Pandas: Creating DataFrame from Series

BMichell picture BMichell · May 7, 2014 · Viewed 103.2k times · Source

My current code is shown below - I'm importing a MAT file and trying to create a DataFrame from variables within it:

mat = loadmat(file_path)  # load mat-file
Variables = mat.keys()    # identify variable names

df = pd.DataFrame         # Initialise DataFrame

for name in Variables:

    B = mat[name]
    s = pd.Series (B[:,1])

So within the loop I can create a series of each variable (they're arrays with two columns - so the values I need are in column 2)

My question is how do I append the series to the dataframe? I've looked through the documentation and none of the examples seem to fit what I'm trying to do.

Best Regards,

Ben

Answer

Jaan picture Jaan · Jun 28, 2015

Here is how to create a DataFrame where each series is a row.

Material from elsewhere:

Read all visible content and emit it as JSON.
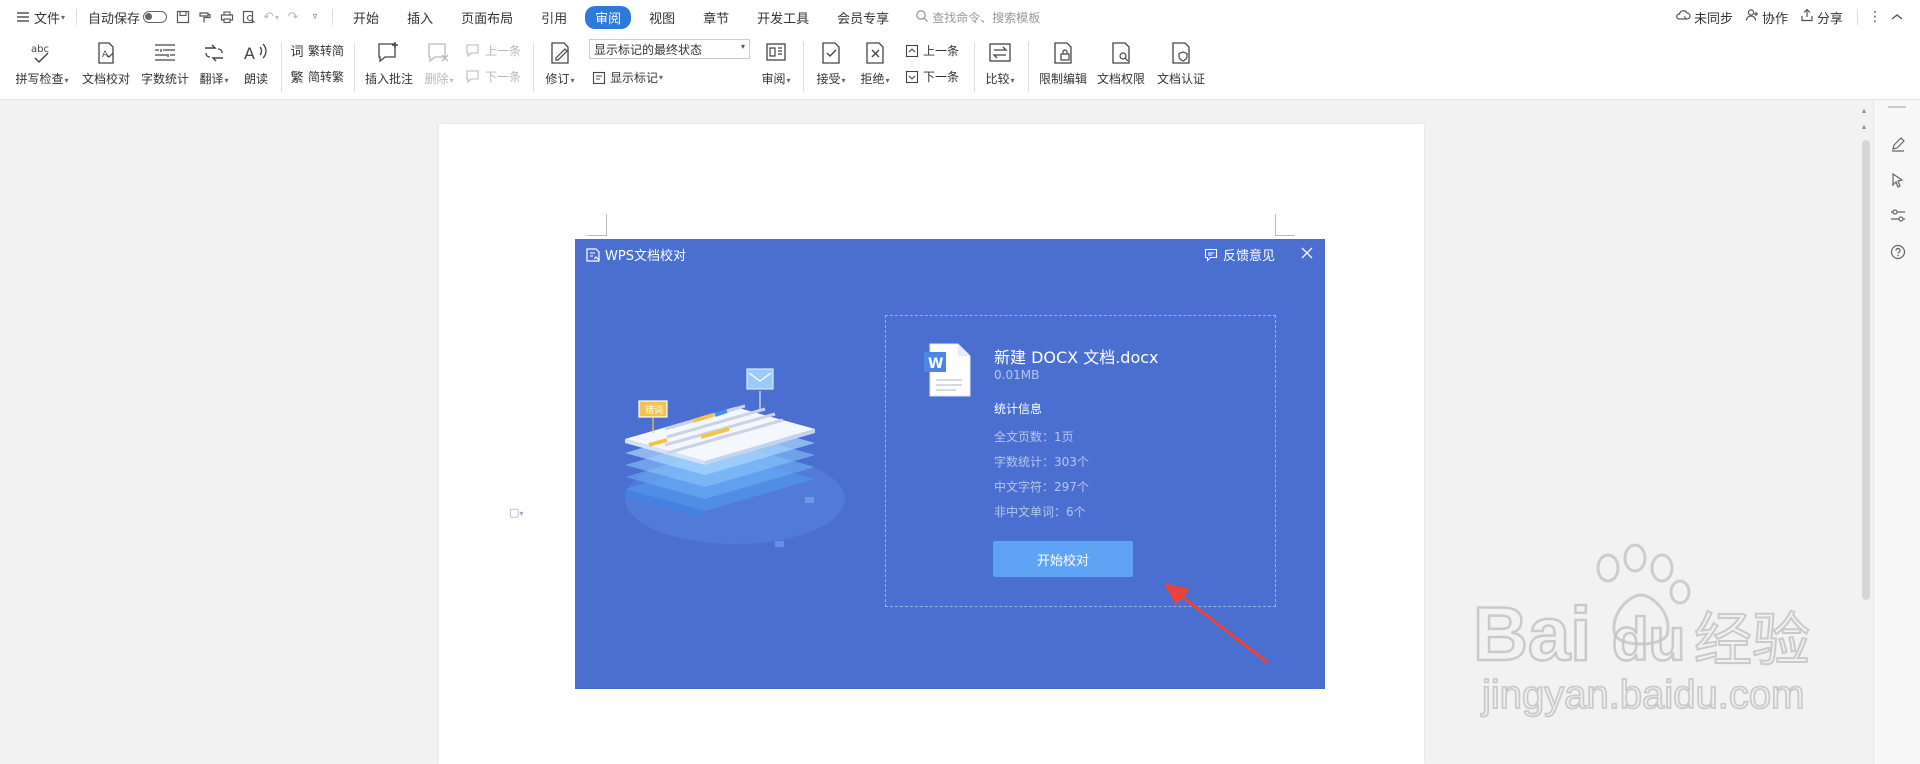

For a single Series (resulting in a single-row DataFrame):

series = pd.Series([1,2], index=['a','b'])
df = pd.DataFrame([series])

For multiple series with identical indices:

cols = ['a','b']
list_of_series = [pd.Series([1,2],index=cols), pd.Series([3,4],index=cols)]
df = pd.DataFrame(list_of_series, columns=cols)

For multiple series with possibly different indices:

list_of_series = [pd.Series([1,2],index=['a','b']), pd.Series([3,4],index=['a','c'])]
df = pd.concat(list_of_series, axis=1).transpose()

To create a DataFrame where each series is a column, see the answers by others. Alternatively, one can create a DataFrame where each series is a row, as above, and then use df.transpose(). However, the latter approach is inefficient if the columns have different data types.